La religion et la politique: une alliance durable?
LE TSAR de Russie Vladimir Ier décida un jour que ses sujets, des païens, devaient devenir “chrétiens”. Lui-même s’était converti en 987, après avoir épousé une princesse de religion orthodoxe grecque. Il décréta donc le baptême en masse de ses sujets — à la pointe de l’épée si besoin était. Par la suite, l’Église russe se détacha peu à peu de l’Église grecque, sa “mère”, pour finalement devenir une administration de l’État. Si aujourd’hui les dirigeants soviétiques nient officiellement l’existence de Dieu, l’union entre l’Église et l’État existe encore en Russie, même si cela ne va pas sans problème.
Des siècles après la mort de Vladimir de Russie, Henri VIII, roi d’Angleterre, réussit lui aussi à unir étroitement l’Église et l’État, mais par des moyens très différents. En 1532, il était fort inquiet parce que sa femme, Catherine d’Aragon, ne lui avait toujours pas donné d’héritier mâle pour le trône. Afin de résoudre ce problème, il épousa secrètement Anne Boleyn, sa maîtresse, tout cela avec la complicité de l’archevêque de Cantorbéry qui décréta l’annulation de son premier mariage. En 1534, ce tyran adultère s’institua chef de l’Église d’Angleterre, titre que les souverains anglais ont gardé jusqu’à ce jour. C’est ainsi que les décisions prises par le synode de l’Église doivent être approuvées par le Parlement, et les évêques, membres de la Chambre des lords, participent activement au gouvernement de la Grande-Bretagne. L’Église et l’État sont donc unis depuis plus de 450 ans en Angleterre.
Des unions plus récentes
En Espagne, en 1936, la révolte contre le gouvernement républicain provoqua une guerre civile qui se termina avec la prise du pouvoir par le général Franco. À la grande consternation des représentants de la gauche, celui-ci accorda alors un pouvoir très étendu au clergé en récompense de son soutien enthousiaste.

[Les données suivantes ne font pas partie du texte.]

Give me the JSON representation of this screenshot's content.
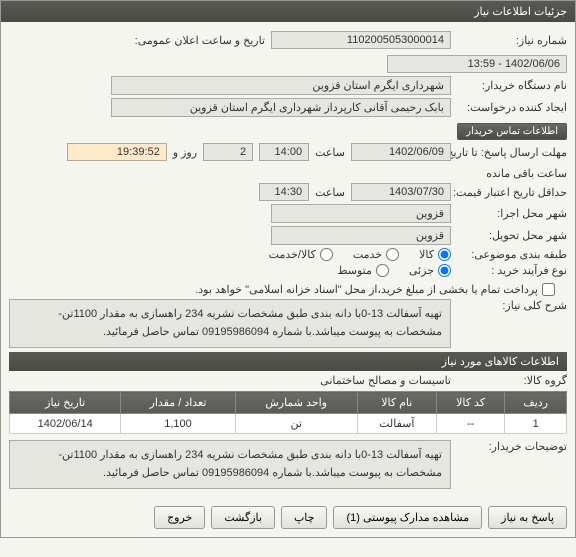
{
  "panel_title": "جزئیات اطلاعات نیاز",
  "fields": {
    "need_no_label": "شماره نیاز:",
    "need_no": "1102005053000014",
    "announce_dt_label": "تاریخ و ساعت اعلان عمومی:",
    "announce_dt": "1402/06/06 - 13:59",
    "buyer_label": "نام دستگاه خریدار:",
    "buyer": "شهرداری ایگرم استان قزوین",
    "request_label": "ایجاد کننده درخواست:",
    "request": "بابک  رحیمی آقانی  کارپرداز شهرداری ایگرم استان قزوین",
    "contact_btn": "اطلاعات تماس خریدار",
    "deadline_label": "مهلت ارسال پاسخ: تا تاریخ:",
    "deadline_date": "1402/06/09",
    "deadline_time_lbl": "ساعت",
    "deadline_time": "14:00",
    "days_lbl": "روز و",
    "days": "2",
    "countdown": "19:39:52",
    "remaining": "ساعت باقی مانده",
    "validity_label": "حداقل تاریخ اعتبار قیمت: تا تاریخ:",
    "validity_date": "1403/07/30",
    "validity_time": "14:30",
    "exec_city_label": "شهر محل اجرا:",
    "exec_city": "قزوین",
    "deliver_city_label": "شهر محل تحویل:",
    "deliver_city": "قزوین",
    "pkg_label": "طبقه بندی موضوعی:",
    "pkg_opts": {
      "a": "کالا",
      "b": "خدمت",
      "c": "کالا/خدمت"
    },
    "process_label": "نوع فرآیند خرید :",
    "process_opts": {
      "a": "جزئی",
      "b": "متوسط"
    },
    "checkbox_text": "پرداخت تمام یا بخشی از مبلغ خرید،از محل \"اسناد خزانه اسلامی\" خواهد بود.",
    "need_desc_label": "شرح کلی نیاز:",
    "need_desc": "تهیه آسفالت 13-0با دانه بندی طبق مشخصات نشریه 234 راهسازی به مقدار 1100تن-مشخصات به پیوست میباشد.با شماره 09195986094 تماس حاصل فرمائید."
  },
  "goods_section_title": "اطلاعات کالاهای مورد نیاز",
  "goods_group_label": "گروه کالا:",
  "goods_group": "تاسیسات و مصالح ساختمانی",
  "table": {
    "headers": [
      "ردیف",
      "کد کالا",
      "نام کالا",
      "واحد شمارش",
      "تعداد / مقدار",
      "تاریخ نیاز"
    ],
    "rows": [
      [
        "1",
        "--",
        "آسفالت",
        "تن",
        "1,100",
        "1402/06/14"
      ]
    ]
  },
  "buyer_notes_label": "توضیحات خریدار:",
  "buyer_notes": "تهیه آسفالت 13-0با دانه بندی طبق مشخصات نشریه 234 راهسازی به مقدار 1100تن-مشخصات به پیوست میباشد.با شماره 09195986094 تماس حاصل فرمائید.",
  "buttons": {
    "reply": "پاسخ به نیاز",
    "attach": "مشاهده مدارک پیوستی (1)",
    "print": "چاپ",
    "back": "بازگشت",
    "exit": "خروج"
  }
}
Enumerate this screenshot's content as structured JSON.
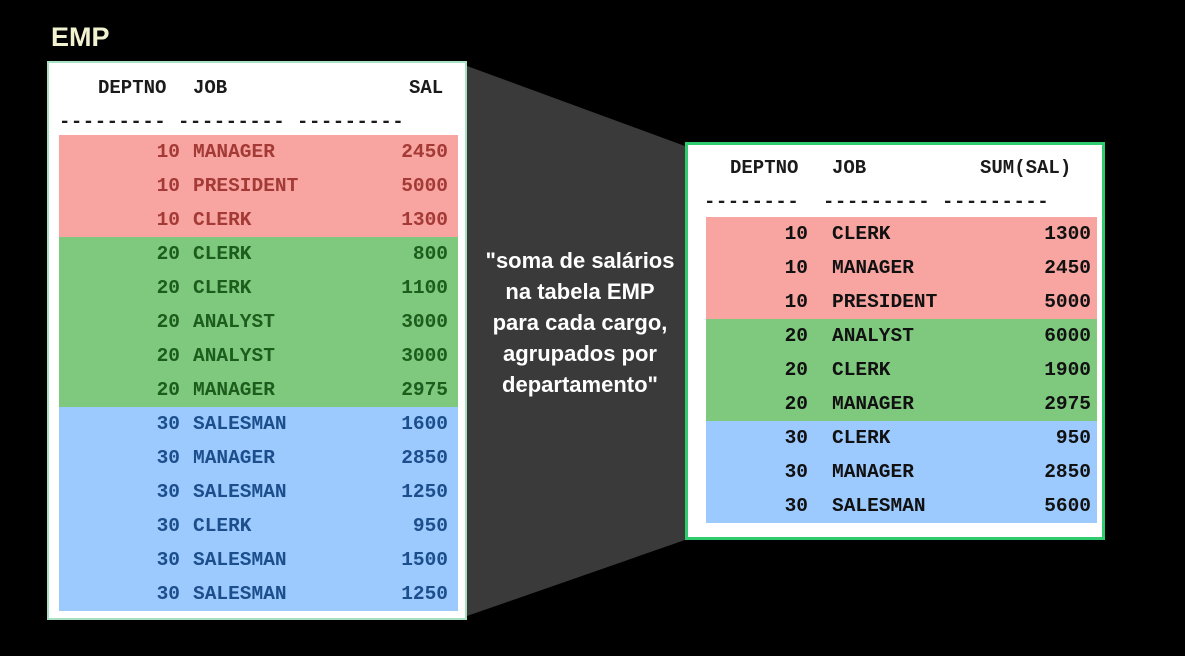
{
  "title": "EMP",
  "caption": "\"soma de salários na tabela EMP para cada cargo, agrupados por departamento\"",
  "colors": {
    "dept10": "#f8a5a2",
    "dept20": "#7fc97f",
    "dept30": "#9ccaff",
    "result_border": "#2ecc6e",
    "funnel": "#3a3a3a"
  },
  "source_table": {
    "headers": {
      "deptno": "DEPTNO",
      "job": "JOB",
      "sal": "SAL"
    },
    "separator": "--------- --------- ---------",
    "rows": [
      {
        "deptno": "10",
        "job": "MANAGER",
        "sal": "2450"
      },
      {
        "deptno": "10",
        "job": "PRESIDENT",
        "sal": "5000"
      },
      {
        "deptno": "10",
        "job": "CLERK",
        "sal": "1300"
      },
      {
        "deptno": "20",
        "job": "CLERK",
        "sal": "800"
      },
      {
        "deptno": "20",
        "job": "CLERK",
        "sal": "1100"
      },
      {
        "deptno": "20",
        "job": "ANALYST",
        "sal": "3000"
      },
      {
        "deptno": "20",
        "job": "ANALYST",
        "sal": "3000"
      },
      {
        "deptno": "20",
        "job": "MANAGER",
        "sal": "2975"
      },
      {
        "deptno": "30",
        "job": "SALESMAN",
        "sal": "1600"
      },
      {
        "deptno": "30",
        "job": "MANAGER",
        "sal": "2850"
      },
      {
        "deptno": "30",
        "job": "SALESMAN",
        "sal": "1250"
      },
      {
        "deptno": "30",
        "job": "CLERK",
        "sal": "950"
      },
      {
        "deptno": "30",
        "job": "SALESMAN",
        "sal": "1500"
      },
      {
        "deptno": "30",
        "job": "SALESMAN",
        "sal": "1250"
      }
    ]
  },
  "result_table": {
    "headers": {
      "deptno": "DEPTNO",
      "job": "JOB",
      "sal": "SUM(SAL)"
    },
    "separator": "--------  --------- ---------",
    "rows": [
      {
        "deptno": "10",
        "job": "CLERK",
        "sal": "1300"
      },
      {
        "deptno": "10",
        "job": "MANAGER",
        "sal": "2450"
      },
      {
        "deptno": "10",
        "job": "PRESIDENT",
        "sal": "5000"
      },
      {
        "deptno": "20",
        "job": "ANALYST",
        "sal": "6000"
      },
      {
        "deptno": "20",
        "job": "CLERK",
        "sal": "1900"
      },
      {
        "deptno": "20",
        "job": "MANAGER",
        "sal": "2975"
      },
      {
        "deptno": "30",
        "job": "CLERK",
        "sal": "950"
      },
      {
        "deptno": "30",
        "job": "MANAGER",
        "sal": "2850"
      },
      {
        "deptno": "30",
        "job": "SALESMAN",
        "sal": "5600"
      }
    ]
  }
}
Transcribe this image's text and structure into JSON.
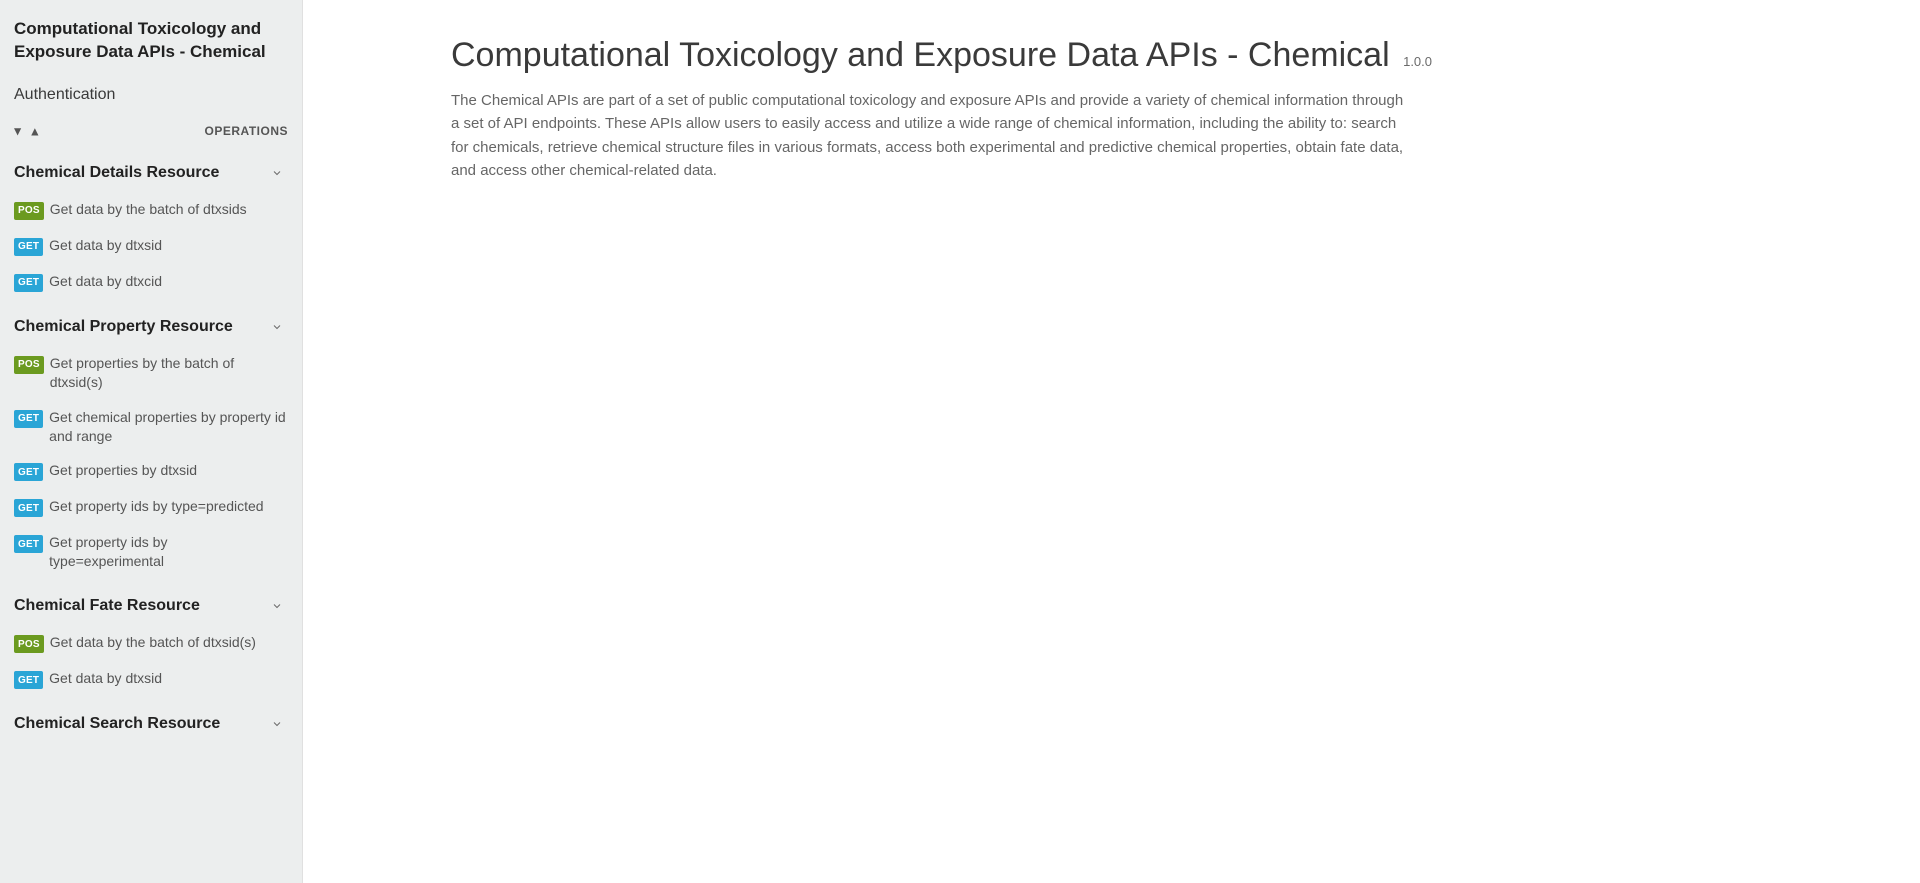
{
  "sidebar": {
    "title": "Computational Toxicology and Exposure Data APIs - Chemical",
    "auth_label": "Authentication",
    "expand_all_glyph": "▼",
    "collapse_all_glyph": "▲",
    "operations_label": "OPERATIONS",
    "sections": [
      {
        "label": "Chemical Details Resource",
        "ops": [
          {
            "method": "POS",
            "method_class": "badge-post",
            "text": "Get data by the batch of dtxsids"
          },
          {
            "method": "GET",
            "method_class": "badge-get",
            "text": "Get data by dtxsid"
          },
          {
            "method": "GET",
            "method_class": "badge-get",
            "text": "Get data by dtxcid"
          }
        ]
      },
      {
        "label": "Chemical Property Resource",
        "ops": [
          {
            "method": "POS",
            "method_class": "badge-post",
            "text": "Get properties by the batch of dtxsid(s)"
          },
          {
            "method": "GET",
            "method_class": "badge-get",
            "text": "Get chemical properties by property id and range"
          },
          {
            "method": "GET",
            "method_class": "badge-get",
            "text": "Get properties by dtxsid"
          },
          {
            "method": "GET",
            "method_class": "badge-get",
            "text": "Get property ids by type=predicted"
          },
          {
            "method": "GET",
            "method_class": "badge-get",
            "text": "Get property ids by type=experimental"
          }
        ]
      },
      {
        "label": "Chemical Fate Resource",
        "ops": [
          {
            "method": "POS",
            "method_class": "badge-post",
            "text": "Get data by the batch of dtxsid(s)"
          },
          {
            "method": "GET",
            "method_class": "badge-get",
            "text": "Get data by dtxsid"
          }
        ]
      },
      {
        "label": "Chemical Search Resource",
        "ops": []
      }
    ]
  },
  "main": {
    "title": "Computational Toxicology and Exposure Data APIs - Chemical",
    "version": "1.0.0",
    "description": "The Chemical APIs are part of a set of public computational toxicology and exposure APIs and provide a variety of chemical information through a set of API endpoints. These APIs allow users to easily access and utilize a wide range of chemical information, including the ability to: search for chemicals, retrieve chemical structure files in various formats, access both experimental and predictive chemical properties, obtain fate data, and access other chemical-related data."
  },
  "colors": {
    "sidebar_bg": "#eceeee",
    "main_bg": "#ffffff",
    "text_primary": "#333333",
    "text_muted": "#666666",
    "badge_get": "#2aa5d6",
    "badge_post": "#6b9a1f"
  }
}
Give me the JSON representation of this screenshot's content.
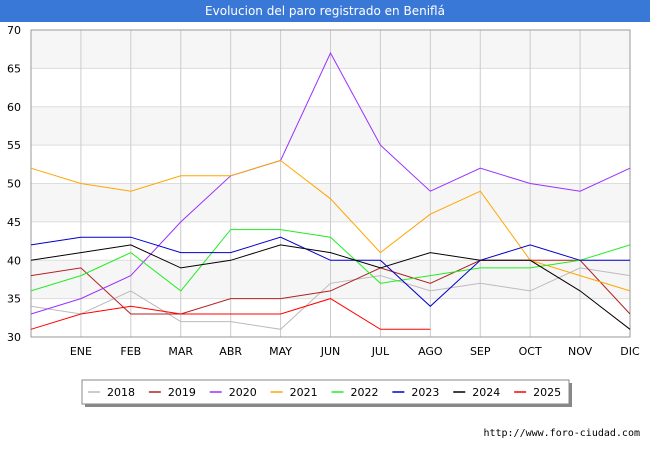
{
  "header": {
    "title": "Evolucion del paro registrado en Beniflá"
  },
  "footer": {
    "url": "http://www.foro-ciudad.com"
  },
  "chart_data": {
    "type": "line",
    "title": "Evolucion del paro registrado en Beniflá",
    "xlabel": "",
    "ylabel": "",
    "categories": [
      "",
      "ENE",
      "FEB",
      "MAR",
      "ABR",
      "MAY",
      "JUN",
      "JUL",
      "AGO",
      "SEP",
      "OCT",
      "NOV",
      "DIC"
    ],
    "ylim": [
      30,
      70
    ],
    "yticks": [
      30,
      35,
      40,
      45,
      50,
      55,
      60,
      65,
      70
    ],
    "grid": true,
    "legend_position": "bottom",
    "series": [
      {
        "name": "2018",
        "color": "#bbbbbb",
        "values": [
          34,
          33,
          36,
          32,
          32,
          31,
          37,
          38,
          36,
          37,
          36,
          39,
          38
        ]
      },
      {
        "name": "2019",
        "color": "#b22222",
        "values": [
          38,
          39,
          33,
          33,
          35,
          35,
          36,
          39,
          37,
          40,
          40,
          40,
          33
        ]
      },
      {
        "name": "2020",
        "color": "#9b30ff",
        "values": [
          33,
          35,
          38,
          45,
          51,
          53,
          67,
          55,
          49,
          52,
          50,
          49,
          52
        ]
      },
      {
        "name": "2021",
        "color": "#ffa500",
        "values": [
          52,
          50,
          49,
          51,
          51,
          53,
          48,
          41,
          46,
          49,
          40,
          38,
          36
        ]
      },
      {
        "name": "2022",
        "color": "#22ee22",
        "values": [
          36,
          38,
          41,
          36,
          44,
          44,
          43,
          37,
          38,
          39,
          39,
          40,
          42
        ]
      },
      {
        "name": "2023",
        "color": "#0000cc",
        "values": [
          42,
          43,
          43,
          41,
          41,
          43,
          40,
          40,
          34,
          40,
          42,
          40,
          40
        ]
      },
      {
        "name": "2024",
        "color": "#000000",
        "values": [
          40,
          41,
          42,
          39,
          40,
          42,
          41,
          39,
          41,
          40,
          40,
          36,
          31
        ]
      },
      {
        "name": "2025",
        "color": "#ff0000",
        "values": [
          31,
          33,
          34,
          33,
          33,
          33,
          35,
          31,
          31,
          null,
          null,
          null,
          null
        ]
      }
    ]
  }
}
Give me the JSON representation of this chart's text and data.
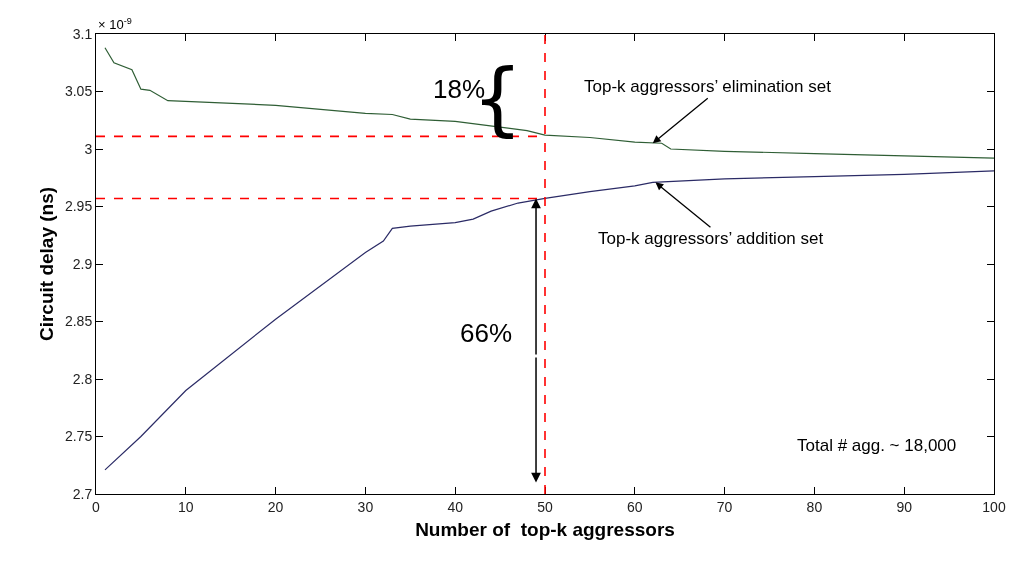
{
  "chart_data": {
    "type": "line",
    "xlabel": "Number of  top-k aggressors",
    "ylabel": "Circuit delay (ns)",
    "xlim": [
      0,
      100
    ],
    "xticks": [
      0,
      10,
      20,
      30,
      40,
      50,
      60,
      70,
      80,
      90,
      100
    ],
    "ylim": [
      2.7,
      3.1
    ],
    "yticks": [
      2.7,
      2.75,
      2.8,
      2.85,
      2.9,
      2.95,
      3,
      3.05,
      3.1
    ],
    "marker": "none",
    "line_style": "solid",
    "series": [
      {
        "color": "#2f5e35",
        "x": [
          1,
          2,
          4,
          5,
          6,
          8,
          20,
          30,
          33,
          35,
          40,
          45,
          48,
          50,
          55,
          60,
          63,
          64,
          70,
          80,
          90,
          100
        ],
        "values": [
          3.088,
          3.075,
          3.069,
          3.052,
          3.051,
          3.042,
          3.038,
          3.031,
          3.03,
          3.026,
          3.024,
          3.019,
          3.016,
          3.012,
          3.01,
          3.006,
          3.005,
          3.0,
          2.998,
          2.996,
          2.994,
          2.992
        ]
      },
      {
        "color": "#2b2b66",
        "x": [
          1,
          5,
          10,
          20,
          30,
          32,
          33,
          35,
          40,
          42,
          44,
          47,
          50,
          55,
          60,
          62,
          70,
          80,
          90,
          100
        ],
        "values": [
          2.721,
          2.75,
          2.79,
          2.852,
          2.91,
          2.92,
          2.931,
          2.933,
          2.936,
          2.939,
          2.946,
          2.953,
          2.957,
          2.963,
          2.968,
          2.971,
          2.974,
          2.976,
          2.978,
          2.981
        ]
      }
    ],
    "ref_lines": [
      {
        "axis": "x",
        "value": 50,
        "color": "#ff0000",
        "line_style": "dashed"
      },
      {
        "axis": "y",
        "value": 3.011,
        "color": "#ff0000",
        "line_style": "dashed"
      },
      {
        "axis": "y",
        "value": 2.957,
        "color": "#ff0000",
        "line_style": "dashed"
      }
    ],
    "annotations": [
      "× 10$^{-9}$",
      "18%",
      "{",
      {
        "text": "Top-k aggressors’ elimination set",
        "x": 62,
        "y": 3.005
      },
      {
        "text": "Top-k aggressors’ addition set",
        "x": 62.3,
        "y": 2.971
      },
      {
        "text": "66%",
        "x": 49,
        "y": 2.957
      },
      "Total # agg. ~ 18,000"
    ]
  }
}
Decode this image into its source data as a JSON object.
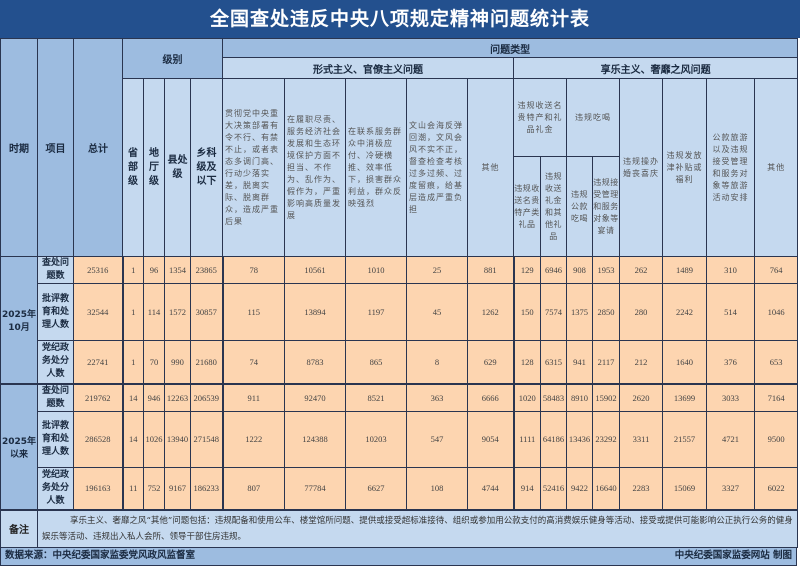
{
  "title": "全国查处违反中央八项规定精神问题统计表",
  "header": {
    "period": "时期",
    "item": "项目",
    "total": "总计",
    "level": "级别",
    "problem_type": "问题类型",
    "formalism": "形式主义、官僚主义问题",
    "hedonism": "享乐主义、奢靡之风问题",
    "levels": [
      "省部级",
      "地厅级",
      "县处级",
      "乡科级及以下"
    ],
    "formalism_cols": [
      "贯彻党中央重大决策部署有令不行、有禁不止，或者表态多调门高、行动少落实差，脱离实际、脱离群众，造成严重后果",
      "在履职尽责、服务经济社会发展和生态环境保护方面不担当、不作为、乱作为、假作为，严重影响高质量发展",
      "在联系服务群众中消极应付、冷硬横推、效率低下，损害群众利益，群众反映强烈",
      "文山会海反弹回潮，文风会风不实不正，督查检查考核过多过频、过度留痕，给基层造成严重负担",
      "其他"
    ],
    "gifts_group": "违规收送名贵特产和礼品礼金",
    "gifts_sub": [
      "违规收送名贵特产类礼品",
      "违规收送礼金和其他礼品"
    ],
    "dining_group": "违规吃喝",
    "dining_sub": [
      "违规公款吃喝",
      "违规接受管理和服务对象等宴请"
    ],
    "hedonism_cols": [
      "违规操办婚丧喜庆",
      "违规发放津补贴或福利",
      "公款旅游以及违规接受管理和服务对象等旅游活动安排",
      "其他"
    ]
  },
  "groups": [
    {
      "period": "2025年10月",
      "rows": [
        {
          "item": "查处问题数",
          "values": [
            "25316",
            "1",
            "96",
            "1354",
            "23865",
            "78",
            "10561",
            "1010",
            "25",
            "881",
            "129",
            "6946",
            "908",
            "1953",
            "262",
            "1489",
            "310",
            "764"
          ]
        },
        {
          "item": "批评教育和处理人数",
          "values": [
            "32544",
            "1",
            "114",
            "1572",
            "30857",
            "115",
            "13894",
            "1197",
            "45",
            "1262",
            "150",
            "7574",
            "1375",
            "2850",
            "280",
            "2242",
            "514",
            "1046"
          ]
        },
        {
          "item": "党纪政务处分人数",
          "values": [
            "22741",
            "1",
            "70",
            "990",
            "21680",
            "74",
            "8783",
            "865",
            "8",
            "629",
            "128",
            "6315",
            "941",
            "2117",
            "212",
            "1640",
            "376",
            "653"
          ]
        }
      ]
    },
    {
      "period": "2025年以来",
      "rows": [
        {
          "item": "查处问题数",
          "values": [
            "219762",
            "14",
            "946",
            "12263",
            "206539",
            "911",
            "92470",
            "8521",
            "363",
            "6666",
            "1020",
            "58483",
            "8910",
            "15902",
            "2620",
            "13699",
            "3033",
            "7164"
          ]
        },
        {
          "item": "批评教育和处理人数",
          "values": [
            "286528",
            "14",
            "1026",
            "13940",
            "271548",
            "1222",
            "124388",
            "10203",
            "547",
            "9054",
            "1111",
            "64186",
            "13436",
            "23292",
            "3311",
            "21557",
            "4721",
            "9500"
          ]
        },
        {
          "item": "党纪政务处分人数",
          "values": [
            "196163",
            "11",
            "752",
            "9167",
            "186233",
            "807",
            "77784",
            "6627",
            "108",
            "4744",
            "914",
            "52416",
            "9422",
            "16640",
            "2283",
            "15069",
            "3327",
            "6022"
          ]
        }
      ]
    }
  ],
  "note_label": "备注",
  "note": "享乐主义、奢靡之风“其他”问题包括：违规配备和使用公车、楼堂馆所问题、提供或接受超标准接待、组织或参加用公款支付的高消费娱乐健身等活动、接受或提供可能影响公正执行公务的健身娱乐等活动、违规出入私人会所、领导干部住房违规。",
  "source": "数据来源：中央纪委国家监委党风政风监督室",
  "credit": "中央纪委国家监委网站 制图"
}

En 1983, lorsque le Conseil œcuménique des Églises a tenu une assemblée à Vancouver (Canada), Philip Potter, son secrétaire général, exhorta les participants à “rester politiques”. Le soutien financier que le Conseil a accordé à des mouvements politiques actifs dans certains pays inquiète bon nombre de fidèles.
Il ne s’agit donc plus de savoir si la religion se mêle de politique, car c’est un fait. Mais devrait-elle agir ainsi? Est-ce bien ou mal? La participation des Églises à la politique élève-t-elle le niveau moral de celle-ci, ou bien la politique corrompt-elle la religion? La religion et la politique vont-elles poursuivre longtemps leur “lune de miel”, ou celle-ci va-t-elle tourner à l’aigre et provoquer un conflit entre les deux amants?
[Illustration, page 3]
Le premier chef de l’Église d’Angleterre.